Auf der Ebene des Konzernabschlusses haben nicht-kapitalmarktorientierte Unternehmen das Wahlrecht, ihren Konzernabschluss entweder nach den HGB- oder den IFRS-Vorschriften aufzustellen. "Dass auch hier die handelsrechtlichen Vorschriften bevorzugt angewendet werden, deutet auf die vielfach diskutierten Vorbehalte gegenüber der IFRS-Rechnungslegung hin", sagt Küting. Im Besonderen dürften Kosten- und Nutzen-Abwägungen des jeweiligen Unternehmens eine große Rolle spielen. "Die Komplexität des IFRS-Regelwerks, auch kombiniert mit der hohen Änderungsgeschwindigkeit der Vorschriften, haben bei der Umstellung der Rechnungslegung auf IFRS einen Mehraufwand zur Folge."
Nicht belegte Vorteile
Konkret betrifft dies nicht nur den Umstellungs-, sondern auch den Folgeaufwand.

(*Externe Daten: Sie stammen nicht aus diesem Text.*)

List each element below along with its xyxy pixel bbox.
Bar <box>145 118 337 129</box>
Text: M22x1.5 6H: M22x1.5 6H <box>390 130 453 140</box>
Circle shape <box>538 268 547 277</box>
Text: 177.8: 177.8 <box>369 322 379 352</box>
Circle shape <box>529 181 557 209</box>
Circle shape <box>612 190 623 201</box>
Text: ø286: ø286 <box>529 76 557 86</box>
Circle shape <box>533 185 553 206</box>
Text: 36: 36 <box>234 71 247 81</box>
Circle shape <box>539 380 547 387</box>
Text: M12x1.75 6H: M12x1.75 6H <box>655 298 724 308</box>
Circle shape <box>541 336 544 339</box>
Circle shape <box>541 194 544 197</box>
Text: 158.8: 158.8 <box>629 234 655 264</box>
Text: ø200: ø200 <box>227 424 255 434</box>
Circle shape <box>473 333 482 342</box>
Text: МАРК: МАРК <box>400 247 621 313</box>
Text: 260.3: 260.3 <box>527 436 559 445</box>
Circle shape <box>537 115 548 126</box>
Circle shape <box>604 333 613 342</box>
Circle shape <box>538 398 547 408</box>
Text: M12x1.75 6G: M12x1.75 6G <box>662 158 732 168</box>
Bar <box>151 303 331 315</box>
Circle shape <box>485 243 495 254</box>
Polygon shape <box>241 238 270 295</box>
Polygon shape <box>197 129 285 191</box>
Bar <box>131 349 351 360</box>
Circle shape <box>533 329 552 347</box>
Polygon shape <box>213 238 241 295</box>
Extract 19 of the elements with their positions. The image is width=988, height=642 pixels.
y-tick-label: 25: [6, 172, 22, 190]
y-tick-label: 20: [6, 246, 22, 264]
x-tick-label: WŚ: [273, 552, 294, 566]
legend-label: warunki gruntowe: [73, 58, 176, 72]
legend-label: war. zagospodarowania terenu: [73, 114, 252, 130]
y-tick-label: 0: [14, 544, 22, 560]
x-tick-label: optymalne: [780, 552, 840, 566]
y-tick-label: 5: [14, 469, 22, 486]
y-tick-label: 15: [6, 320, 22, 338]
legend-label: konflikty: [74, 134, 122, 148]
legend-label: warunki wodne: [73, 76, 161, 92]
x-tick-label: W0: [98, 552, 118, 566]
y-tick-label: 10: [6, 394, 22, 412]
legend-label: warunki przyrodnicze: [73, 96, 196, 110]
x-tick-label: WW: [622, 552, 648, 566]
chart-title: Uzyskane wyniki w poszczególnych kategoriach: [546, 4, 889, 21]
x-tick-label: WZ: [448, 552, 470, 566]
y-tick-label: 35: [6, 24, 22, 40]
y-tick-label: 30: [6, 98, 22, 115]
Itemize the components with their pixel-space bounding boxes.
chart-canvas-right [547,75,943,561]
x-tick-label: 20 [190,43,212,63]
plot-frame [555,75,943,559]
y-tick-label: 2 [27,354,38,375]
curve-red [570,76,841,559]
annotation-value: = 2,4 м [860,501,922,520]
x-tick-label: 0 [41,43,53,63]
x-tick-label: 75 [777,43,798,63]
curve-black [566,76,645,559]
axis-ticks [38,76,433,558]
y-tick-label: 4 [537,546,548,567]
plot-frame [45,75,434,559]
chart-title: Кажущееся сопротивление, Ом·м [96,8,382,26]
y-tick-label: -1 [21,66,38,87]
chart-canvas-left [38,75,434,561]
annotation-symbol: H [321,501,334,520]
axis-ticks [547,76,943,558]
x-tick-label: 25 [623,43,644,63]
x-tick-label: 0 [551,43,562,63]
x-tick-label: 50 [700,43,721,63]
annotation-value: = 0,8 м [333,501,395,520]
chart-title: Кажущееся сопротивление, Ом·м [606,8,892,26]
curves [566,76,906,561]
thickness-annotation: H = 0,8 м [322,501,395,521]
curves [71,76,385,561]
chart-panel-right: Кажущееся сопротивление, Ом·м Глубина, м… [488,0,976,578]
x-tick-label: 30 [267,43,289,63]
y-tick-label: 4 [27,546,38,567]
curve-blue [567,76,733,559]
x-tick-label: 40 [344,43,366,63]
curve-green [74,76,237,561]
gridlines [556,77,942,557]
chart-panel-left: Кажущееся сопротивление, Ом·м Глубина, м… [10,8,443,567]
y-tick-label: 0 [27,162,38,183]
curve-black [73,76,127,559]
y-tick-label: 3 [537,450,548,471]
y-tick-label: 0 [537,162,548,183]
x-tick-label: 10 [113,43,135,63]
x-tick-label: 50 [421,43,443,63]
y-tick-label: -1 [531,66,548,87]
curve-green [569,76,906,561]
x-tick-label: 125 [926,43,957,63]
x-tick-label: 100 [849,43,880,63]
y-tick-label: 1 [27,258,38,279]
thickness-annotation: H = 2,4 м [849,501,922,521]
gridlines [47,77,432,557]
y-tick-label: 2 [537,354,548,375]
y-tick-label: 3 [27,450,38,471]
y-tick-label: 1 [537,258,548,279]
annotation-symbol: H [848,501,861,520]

Wofür sowohl interne Personal- als auch externe Beratungsressourcen in Anspruch genommen werden müssen. Ferner sind Schulungskosten für die zeitaufwendige Einarbeitung in die neuen Bilanzierungsregelungen und der Umstellungsaufwand in der EDV beispielhaft dafür. "Diesen sicheren Mehrkosten aus der IFRS-Anwendung stehen allerdings - zum Teil - vage, nicht belegte Vorteile gegenüber", sagt der Bilanzierungsexperte.